* * *
Ему еще никогда не приходилось собирать информацию таким способом, сказал себе Келли. Необычный метод, причем настолько приятный, что к нему даже легко привыкнуть. Он сидел в угловой кабинке ресторана «Мама миа», медленно доедая второе блюдо. Когда ему предложили итальянское вино, Келли вежливо ответил — нет, спасибо, за рулем. Одетый в свой лучший костюм — «костюм ЦРУ», как называл его Келли, — гладко выбритый, с новой прической бизнесмена, он привлекал взгляды нескольких женщин, сидевших в ресторане без сопровождения мужчин, а обслуживающая его официантка просто влюбилась в него, особенно привлеченная его хорошими манерами и воспитанностью. То обстоятельство, что ресторан был переполнен, объяснялось в первую очередь великолепной кухней, и это же делало его удобным местом для встречи Тони Пиаджи и Генри Таккера. Майк Аелло объяснил ему все это. «Мама миа» принадлежал вообще-то семье Пиаджи в третьем поколении, и здесь посетителей обеспечивали отлично приготовленной пищей и другими, менее законными, услугами еще с тех пор, как продажа спиртного в Америке была запрещена. Хозяин ресторана, жуир и весельчак, лично встречал знакомых посетителей и провожал их к столам с гостеприимством и радушием Старого света. Не только жуир, но и щеголь, заметил Келли, регистрируя в памяти его лицо и фигуру, жесты и характерные манеры, причем сам старался не смотреть по сторонам, сидя над блюдом равиоли. В ресторан вошел чернокожий мужчина в отлично сшитом костюме. Судя по его поведению, он бывал здесь и раньше, улыбался официанткам и не торопился пройти дальше, что оказалось на руку Келли.

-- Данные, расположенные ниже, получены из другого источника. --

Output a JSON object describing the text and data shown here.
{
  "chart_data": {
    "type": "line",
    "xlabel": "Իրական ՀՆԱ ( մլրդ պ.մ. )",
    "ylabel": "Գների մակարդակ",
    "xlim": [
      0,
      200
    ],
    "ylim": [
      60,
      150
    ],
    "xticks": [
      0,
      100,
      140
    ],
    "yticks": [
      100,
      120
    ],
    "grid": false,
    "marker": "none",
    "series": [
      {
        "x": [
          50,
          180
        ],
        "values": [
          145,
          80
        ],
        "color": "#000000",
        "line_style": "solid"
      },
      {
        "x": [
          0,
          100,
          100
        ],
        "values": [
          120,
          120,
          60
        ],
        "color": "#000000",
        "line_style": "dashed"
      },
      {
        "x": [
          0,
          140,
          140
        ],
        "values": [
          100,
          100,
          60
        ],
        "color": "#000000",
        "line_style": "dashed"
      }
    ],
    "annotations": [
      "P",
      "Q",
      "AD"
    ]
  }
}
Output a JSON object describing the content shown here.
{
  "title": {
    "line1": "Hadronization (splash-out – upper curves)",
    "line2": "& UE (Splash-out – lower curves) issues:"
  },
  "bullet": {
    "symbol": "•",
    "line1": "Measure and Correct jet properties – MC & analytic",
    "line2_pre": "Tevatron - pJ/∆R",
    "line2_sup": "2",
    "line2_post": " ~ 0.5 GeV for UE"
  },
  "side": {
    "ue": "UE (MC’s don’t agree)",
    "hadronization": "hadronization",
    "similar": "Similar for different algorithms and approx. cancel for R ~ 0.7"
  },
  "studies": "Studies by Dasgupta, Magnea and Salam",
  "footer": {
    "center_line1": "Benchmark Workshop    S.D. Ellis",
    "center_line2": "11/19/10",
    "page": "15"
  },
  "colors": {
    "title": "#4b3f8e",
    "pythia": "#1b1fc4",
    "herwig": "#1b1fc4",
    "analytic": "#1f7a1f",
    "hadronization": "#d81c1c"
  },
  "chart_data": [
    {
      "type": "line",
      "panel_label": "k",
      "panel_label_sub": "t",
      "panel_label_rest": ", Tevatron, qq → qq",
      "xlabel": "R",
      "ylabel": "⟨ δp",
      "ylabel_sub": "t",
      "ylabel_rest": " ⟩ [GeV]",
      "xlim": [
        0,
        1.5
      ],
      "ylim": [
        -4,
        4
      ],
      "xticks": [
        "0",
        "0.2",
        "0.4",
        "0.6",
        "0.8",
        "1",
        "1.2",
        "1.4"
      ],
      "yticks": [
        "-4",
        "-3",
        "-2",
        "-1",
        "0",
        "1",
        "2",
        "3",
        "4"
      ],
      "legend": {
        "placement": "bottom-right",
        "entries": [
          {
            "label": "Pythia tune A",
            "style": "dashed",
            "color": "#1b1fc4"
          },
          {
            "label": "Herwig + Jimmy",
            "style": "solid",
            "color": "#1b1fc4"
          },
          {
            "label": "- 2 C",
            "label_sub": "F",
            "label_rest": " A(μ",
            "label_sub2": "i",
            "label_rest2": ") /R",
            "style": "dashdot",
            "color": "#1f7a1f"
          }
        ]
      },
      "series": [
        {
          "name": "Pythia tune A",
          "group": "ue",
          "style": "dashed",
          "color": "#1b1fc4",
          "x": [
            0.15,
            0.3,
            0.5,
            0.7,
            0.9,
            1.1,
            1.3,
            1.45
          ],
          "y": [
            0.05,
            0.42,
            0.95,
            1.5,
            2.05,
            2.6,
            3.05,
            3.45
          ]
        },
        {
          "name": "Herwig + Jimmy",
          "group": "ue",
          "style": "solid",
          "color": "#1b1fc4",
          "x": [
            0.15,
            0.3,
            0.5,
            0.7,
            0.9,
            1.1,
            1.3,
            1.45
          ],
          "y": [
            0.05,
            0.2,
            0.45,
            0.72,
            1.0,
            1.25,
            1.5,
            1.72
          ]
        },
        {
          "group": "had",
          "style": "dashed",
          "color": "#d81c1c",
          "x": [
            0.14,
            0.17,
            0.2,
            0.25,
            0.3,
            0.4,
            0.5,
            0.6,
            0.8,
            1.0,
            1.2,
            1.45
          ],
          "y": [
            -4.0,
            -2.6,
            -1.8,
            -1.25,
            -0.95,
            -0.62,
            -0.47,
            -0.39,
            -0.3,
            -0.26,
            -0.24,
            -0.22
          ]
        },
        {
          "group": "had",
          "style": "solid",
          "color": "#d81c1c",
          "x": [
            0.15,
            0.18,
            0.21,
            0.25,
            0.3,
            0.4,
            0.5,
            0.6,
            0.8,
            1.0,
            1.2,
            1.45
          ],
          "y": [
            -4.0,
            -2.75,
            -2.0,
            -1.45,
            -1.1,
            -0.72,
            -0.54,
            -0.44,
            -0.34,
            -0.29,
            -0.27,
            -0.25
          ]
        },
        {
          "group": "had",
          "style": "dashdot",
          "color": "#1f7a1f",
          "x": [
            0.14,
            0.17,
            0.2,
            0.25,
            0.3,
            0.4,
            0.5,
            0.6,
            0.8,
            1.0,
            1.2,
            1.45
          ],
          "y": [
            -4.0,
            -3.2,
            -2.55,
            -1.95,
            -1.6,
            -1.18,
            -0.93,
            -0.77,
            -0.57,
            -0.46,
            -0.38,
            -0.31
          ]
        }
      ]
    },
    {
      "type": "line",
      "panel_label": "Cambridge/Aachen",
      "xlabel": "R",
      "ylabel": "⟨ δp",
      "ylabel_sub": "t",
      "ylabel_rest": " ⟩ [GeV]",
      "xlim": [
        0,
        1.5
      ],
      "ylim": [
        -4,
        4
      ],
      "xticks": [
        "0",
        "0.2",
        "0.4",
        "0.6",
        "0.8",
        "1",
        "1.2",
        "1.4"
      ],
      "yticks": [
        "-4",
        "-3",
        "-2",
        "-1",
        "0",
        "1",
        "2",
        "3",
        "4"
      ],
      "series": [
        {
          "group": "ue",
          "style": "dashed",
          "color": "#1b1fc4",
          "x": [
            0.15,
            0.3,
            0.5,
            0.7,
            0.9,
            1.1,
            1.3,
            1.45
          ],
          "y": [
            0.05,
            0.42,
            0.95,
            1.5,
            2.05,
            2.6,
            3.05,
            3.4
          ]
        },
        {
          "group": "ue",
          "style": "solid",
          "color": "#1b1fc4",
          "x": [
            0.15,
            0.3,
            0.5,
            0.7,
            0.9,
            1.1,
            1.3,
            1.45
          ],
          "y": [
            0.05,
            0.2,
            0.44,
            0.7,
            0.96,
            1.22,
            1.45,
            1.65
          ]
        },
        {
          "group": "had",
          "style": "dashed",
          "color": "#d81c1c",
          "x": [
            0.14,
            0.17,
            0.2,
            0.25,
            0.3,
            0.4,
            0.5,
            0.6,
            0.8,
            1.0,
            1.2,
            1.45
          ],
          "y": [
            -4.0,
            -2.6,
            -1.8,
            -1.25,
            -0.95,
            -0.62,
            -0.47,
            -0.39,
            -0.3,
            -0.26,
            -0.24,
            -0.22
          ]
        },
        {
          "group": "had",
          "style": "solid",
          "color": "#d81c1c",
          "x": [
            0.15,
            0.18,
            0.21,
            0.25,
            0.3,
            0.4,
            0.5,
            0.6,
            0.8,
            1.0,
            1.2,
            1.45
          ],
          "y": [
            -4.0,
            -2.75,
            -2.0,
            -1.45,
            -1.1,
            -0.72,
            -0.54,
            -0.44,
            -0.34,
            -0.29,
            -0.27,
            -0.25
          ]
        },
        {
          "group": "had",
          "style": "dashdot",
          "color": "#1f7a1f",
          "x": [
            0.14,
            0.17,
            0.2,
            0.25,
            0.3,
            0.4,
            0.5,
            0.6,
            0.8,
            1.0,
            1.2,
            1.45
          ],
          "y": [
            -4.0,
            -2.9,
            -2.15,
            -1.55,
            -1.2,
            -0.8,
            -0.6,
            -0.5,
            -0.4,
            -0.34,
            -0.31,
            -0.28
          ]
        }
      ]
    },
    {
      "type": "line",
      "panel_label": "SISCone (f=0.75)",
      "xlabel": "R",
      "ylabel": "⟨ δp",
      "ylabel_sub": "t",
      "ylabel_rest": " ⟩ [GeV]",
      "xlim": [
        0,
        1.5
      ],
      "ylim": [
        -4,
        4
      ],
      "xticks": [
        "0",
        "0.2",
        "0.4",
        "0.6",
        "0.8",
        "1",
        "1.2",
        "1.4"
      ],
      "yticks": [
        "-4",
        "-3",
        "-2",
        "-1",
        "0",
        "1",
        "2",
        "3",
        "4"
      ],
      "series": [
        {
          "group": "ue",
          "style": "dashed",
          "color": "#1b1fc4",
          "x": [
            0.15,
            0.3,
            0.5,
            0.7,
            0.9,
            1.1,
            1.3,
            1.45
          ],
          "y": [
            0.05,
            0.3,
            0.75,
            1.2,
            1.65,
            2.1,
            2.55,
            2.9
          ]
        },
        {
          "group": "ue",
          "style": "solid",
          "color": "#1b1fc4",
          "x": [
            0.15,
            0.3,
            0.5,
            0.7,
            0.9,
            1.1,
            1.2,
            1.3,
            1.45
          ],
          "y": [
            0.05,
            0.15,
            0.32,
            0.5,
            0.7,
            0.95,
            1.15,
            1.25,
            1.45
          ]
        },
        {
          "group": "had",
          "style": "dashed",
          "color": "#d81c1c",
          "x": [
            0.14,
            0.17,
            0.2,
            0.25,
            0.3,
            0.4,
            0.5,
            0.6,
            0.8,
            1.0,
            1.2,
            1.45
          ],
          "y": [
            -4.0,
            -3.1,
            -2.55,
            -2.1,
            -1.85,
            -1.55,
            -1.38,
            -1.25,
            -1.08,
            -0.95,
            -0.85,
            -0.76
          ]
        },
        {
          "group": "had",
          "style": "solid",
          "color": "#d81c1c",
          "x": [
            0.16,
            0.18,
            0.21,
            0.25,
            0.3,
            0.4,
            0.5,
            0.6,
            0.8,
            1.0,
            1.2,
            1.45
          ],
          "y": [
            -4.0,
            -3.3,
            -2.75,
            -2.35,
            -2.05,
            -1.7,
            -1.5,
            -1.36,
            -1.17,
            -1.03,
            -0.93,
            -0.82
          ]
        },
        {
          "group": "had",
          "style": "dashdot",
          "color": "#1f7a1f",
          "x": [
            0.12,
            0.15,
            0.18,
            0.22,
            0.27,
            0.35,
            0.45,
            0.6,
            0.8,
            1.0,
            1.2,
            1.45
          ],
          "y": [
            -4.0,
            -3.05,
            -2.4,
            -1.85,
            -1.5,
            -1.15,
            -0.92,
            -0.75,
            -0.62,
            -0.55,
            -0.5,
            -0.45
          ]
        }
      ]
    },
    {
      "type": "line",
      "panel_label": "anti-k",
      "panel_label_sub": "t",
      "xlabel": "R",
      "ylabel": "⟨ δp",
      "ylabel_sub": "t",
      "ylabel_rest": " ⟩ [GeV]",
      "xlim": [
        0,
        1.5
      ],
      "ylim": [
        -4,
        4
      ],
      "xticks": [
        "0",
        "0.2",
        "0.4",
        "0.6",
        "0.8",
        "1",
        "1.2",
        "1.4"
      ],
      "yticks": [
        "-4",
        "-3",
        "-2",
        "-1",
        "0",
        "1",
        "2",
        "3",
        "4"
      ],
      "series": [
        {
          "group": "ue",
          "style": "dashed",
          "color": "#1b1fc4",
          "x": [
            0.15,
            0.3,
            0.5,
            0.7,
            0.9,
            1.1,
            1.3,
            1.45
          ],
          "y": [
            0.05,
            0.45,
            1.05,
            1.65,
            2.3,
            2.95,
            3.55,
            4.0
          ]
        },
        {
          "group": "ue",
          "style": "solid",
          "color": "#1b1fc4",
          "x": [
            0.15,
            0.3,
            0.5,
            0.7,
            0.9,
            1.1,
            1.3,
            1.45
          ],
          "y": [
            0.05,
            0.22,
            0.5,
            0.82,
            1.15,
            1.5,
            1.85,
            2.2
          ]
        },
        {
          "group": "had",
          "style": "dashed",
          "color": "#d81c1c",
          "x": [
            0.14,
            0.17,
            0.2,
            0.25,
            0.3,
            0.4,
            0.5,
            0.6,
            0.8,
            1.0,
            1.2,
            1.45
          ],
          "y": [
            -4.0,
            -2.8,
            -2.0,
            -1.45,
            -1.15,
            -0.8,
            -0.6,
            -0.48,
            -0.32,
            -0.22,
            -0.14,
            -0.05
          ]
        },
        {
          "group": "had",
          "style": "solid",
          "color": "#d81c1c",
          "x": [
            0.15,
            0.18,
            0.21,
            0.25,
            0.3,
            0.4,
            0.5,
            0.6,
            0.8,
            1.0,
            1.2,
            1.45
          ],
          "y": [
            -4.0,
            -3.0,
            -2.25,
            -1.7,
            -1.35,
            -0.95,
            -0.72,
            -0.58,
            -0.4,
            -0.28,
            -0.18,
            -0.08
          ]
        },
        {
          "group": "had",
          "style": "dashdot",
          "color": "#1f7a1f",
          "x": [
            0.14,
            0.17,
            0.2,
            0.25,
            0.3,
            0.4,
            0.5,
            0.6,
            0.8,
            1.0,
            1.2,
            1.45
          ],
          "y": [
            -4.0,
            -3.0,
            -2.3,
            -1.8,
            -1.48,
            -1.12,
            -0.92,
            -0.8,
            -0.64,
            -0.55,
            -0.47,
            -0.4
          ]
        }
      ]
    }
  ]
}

Пиаджи поднял голову, увидел его и поспешил навстречу, остановившись лишь на мгновение, чтобы обменяться с кем-то рукопожатием. Он подошел к чернокожему мужчине, пожал ему руку, затем провел мимо столика Келли вверх по лестнице, где находились отдельные кабинеты. Никто не обратил на них особого внимания. В ресторане были и другие чернокожие, и с ними обходились точно так же, как и со всеми остальными посетителями. Однако остальные честно трудились, в этом Келли не сомневался. Он заставил себя сосредоточиться на главном. Значит, это и есть Генри Таккер. Тот самый, кто убил Пэм. Он не походил на чудовище. Впрочем, в жизни так редко бывает. В глазах Келли он был всего лишь целью и отложился в его памяти рядом с Тони Пиаджи. Ну что ж, теперь все. Келли с удивлением посмотрел на погнутую вилку в своей руке. Он даже не заметил, как сжал ее.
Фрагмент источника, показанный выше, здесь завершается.